Pragmatics and emergent communication (pragmatics)
One of the big questions I had about language is how humans came up with it. I had a fascinating conversation with my conference roommate about this. He’s a 5th year linguistics PhD, so he has some knowledge in the field (here’s his bio, to anyone interested). He explained that language is used for communcation, and communication is an act of inducing the speaker’s mental state in the listener. Yes, I know, that’s a thinker.
Later, I looked up the theory in wikipedia; it’s called “linguistic performance.” I’d explain it here, but the article does a better job explaining it link.
The cool thing about this theory is that it suggests reinforcement learning can be used to analyze previously unexplainable linguistic phenomenon. Pragmatics is the study of lingustic phenomenon involving everything out of the scope of linguistics. For example, the emergence of deixis, words that can only be disambiguated by additional context, is not explainable with conventional linguistics because linguistics assumes that everyone using a particular language is using the a particular word in the same way. In the real world, this rarely occurs. Unlocking pragmatics would mean unlocking the secrets to language/dialect formation, deixis, and other unobservable linguistic phenomena.

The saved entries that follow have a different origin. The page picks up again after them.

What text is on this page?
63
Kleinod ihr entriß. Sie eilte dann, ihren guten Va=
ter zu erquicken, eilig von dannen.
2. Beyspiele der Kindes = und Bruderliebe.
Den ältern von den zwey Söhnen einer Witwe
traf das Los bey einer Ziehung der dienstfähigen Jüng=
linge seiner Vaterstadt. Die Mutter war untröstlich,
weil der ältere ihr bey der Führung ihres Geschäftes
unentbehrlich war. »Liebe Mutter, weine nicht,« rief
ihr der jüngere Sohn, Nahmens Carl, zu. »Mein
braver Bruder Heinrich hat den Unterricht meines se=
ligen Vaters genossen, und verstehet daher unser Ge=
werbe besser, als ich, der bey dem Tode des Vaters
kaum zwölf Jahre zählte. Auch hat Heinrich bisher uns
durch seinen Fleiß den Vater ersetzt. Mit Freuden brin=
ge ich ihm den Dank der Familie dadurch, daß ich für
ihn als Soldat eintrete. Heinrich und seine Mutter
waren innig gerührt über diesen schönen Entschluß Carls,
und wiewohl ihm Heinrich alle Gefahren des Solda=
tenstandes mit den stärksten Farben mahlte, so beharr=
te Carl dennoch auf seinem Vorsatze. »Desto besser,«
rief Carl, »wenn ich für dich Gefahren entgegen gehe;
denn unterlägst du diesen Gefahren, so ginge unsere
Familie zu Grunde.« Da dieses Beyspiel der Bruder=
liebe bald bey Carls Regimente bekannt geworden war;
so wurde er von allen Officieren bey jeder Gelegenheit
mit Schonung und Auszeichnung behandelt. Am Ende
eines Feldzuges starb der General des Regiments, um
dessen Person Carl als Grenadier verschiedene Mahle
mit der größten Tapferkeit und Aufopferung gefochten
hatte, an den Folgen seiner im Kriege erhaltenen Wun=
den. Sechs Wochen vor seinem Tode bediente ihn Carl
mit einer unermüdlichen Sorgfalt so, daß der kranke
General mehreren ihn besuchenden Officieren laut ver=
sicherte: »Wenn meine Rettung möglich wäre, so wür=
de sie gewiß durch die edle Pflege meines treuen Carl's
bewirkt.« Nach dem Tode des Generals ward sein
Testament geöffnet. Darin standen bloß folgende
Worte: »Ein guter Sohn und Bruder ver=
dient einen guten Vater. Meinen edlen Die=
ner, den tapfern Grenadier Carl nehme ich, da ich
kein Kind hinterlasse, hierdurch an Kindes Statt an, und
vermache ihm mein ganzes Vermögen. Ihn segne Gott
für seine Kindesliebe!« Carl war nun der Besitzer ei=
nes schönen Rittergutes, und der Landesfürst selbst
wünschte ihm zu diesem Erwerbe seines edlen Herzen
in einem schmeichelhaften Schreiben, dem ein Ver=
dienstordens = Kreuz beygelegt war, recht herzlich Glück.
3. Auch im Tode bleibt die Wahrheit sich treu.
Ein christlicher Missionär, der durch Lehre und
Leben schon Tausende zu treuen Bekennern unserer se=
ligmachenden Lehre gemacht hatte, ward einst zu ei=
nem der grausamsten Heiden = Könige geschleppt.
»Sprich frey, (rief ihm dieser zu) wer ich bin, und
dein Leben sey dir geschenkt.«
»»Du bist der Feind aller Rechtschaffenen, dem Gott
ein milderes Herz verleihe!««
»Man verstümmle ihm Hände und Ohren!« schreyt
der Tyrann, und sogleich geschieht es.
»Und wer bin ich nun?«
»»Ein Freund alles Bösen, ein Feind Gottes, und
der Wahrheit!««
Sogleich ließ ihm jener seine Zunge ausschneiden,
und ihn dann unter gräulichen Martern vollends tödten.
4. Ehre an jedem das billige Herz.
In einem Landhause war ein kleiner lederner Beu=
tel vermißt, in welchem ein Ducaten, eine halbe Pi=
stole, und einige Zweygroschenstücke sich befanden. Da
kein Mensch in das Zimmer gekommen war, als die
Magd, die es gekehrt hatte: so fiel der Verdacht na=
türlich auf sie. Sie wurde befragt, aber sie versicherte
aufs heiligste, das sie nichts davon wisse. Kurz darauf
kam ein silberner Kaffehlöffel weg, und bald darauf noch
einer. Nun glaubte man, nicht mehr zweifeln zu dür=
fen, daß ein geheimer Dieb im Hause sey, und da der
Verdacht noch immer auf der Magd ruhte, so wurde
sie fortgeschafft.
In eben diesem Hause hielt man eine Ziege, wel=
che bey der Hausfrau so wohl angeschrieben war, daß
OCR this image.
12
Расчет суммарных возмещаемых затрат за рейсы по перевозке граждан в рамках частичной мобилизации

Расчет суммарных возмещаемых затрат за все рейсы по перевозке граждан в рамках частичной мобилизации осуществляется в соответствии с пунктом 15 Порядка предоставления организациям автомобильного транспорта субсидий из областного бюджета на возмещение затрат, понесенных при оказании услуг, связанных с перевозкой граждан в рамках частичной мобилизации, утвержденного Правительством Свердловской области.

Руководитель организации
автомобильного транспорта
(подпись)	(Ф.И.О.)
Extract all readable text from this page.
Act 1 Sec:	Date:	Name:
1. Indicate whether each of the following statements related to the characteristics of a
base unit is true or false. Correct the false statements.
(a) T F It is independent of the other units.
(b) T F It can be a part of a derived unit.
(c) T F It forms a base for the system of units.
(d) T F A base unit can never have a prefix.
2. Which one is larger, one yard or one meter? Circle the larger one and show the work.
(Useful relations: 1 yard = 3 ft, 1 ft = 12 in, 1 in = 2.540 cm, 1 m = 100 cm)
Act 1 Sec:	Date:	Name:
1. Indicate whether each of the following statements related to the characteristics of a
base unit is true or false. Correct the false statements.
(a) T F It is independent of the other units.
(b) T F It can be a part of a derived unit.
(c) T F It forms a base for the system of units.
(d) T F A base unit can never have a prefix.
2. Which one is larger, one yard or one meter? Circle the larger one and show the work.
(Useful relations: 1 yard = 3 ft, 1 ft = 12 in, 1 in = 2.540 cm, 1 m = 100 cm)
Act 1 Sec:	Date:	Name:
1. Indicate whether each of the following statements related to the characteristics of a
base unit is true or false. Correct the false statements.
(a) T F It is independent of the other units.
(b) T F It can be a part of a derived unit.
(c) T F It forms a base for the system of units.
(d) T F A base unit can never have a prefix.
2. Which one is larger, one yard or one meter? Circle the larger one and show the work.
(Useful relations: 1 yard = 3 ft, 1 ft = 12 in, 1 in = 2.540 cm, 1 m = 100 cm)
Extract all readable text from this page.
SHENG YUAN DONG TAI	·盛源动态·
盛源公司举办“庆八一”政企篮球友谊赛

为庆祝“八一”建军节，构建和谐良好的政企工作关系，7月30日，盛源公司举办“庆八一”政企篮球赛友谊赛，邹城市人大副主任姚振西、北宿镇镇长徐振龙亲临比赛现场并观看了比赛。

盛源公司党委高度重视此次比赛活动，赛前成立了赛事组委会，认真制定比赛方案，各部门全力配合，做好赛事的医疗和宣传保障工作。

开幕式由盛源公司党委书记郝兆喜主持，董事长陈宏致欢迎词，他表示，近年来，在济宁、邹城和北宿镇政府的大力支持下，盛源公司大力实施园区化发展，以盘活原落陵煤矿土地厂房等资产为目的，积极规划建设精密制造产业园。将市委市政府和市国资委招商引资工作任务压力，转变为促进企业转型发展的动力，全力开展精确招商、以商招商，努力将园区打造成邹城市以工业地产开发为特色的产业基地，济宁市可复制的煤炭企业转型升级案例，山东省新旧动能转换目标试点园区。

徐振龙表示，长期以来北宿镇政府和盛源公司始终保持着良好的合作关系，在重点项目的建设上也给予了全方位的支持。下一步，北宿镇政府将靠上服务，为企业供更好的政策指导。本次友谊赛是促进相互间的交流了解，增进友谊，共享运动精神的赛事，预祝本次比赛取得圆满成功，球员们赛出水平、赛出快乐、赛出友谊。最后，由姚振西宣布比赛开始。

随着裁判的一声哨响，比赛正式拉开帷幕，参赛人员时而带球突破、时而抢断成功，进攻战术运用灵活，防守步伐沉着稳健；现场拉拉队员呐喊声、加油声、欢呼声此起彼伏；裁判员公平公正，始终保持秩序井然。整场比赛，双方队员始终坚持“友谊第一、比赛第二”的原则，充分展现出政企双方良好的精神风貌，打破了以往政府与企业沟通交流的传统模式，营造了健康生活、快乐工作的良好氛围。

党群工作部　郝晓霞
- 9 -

A simple experiment for language emergence would be to create two RL agents with different views of the world that can communicate. If they work towards a common goal requiring communication and succeed, they will have formed some way to communicate, aka their own language. It seems like there are already people interested in this idea in NeurIPS.
And so until next time…
EMNLP was incredible. The quantity and quality of ideas is astounding, and the speed and depth these world-class researchers operate at is next to none. I’ll definitely be attending the next conference, hopefully with some research of my own.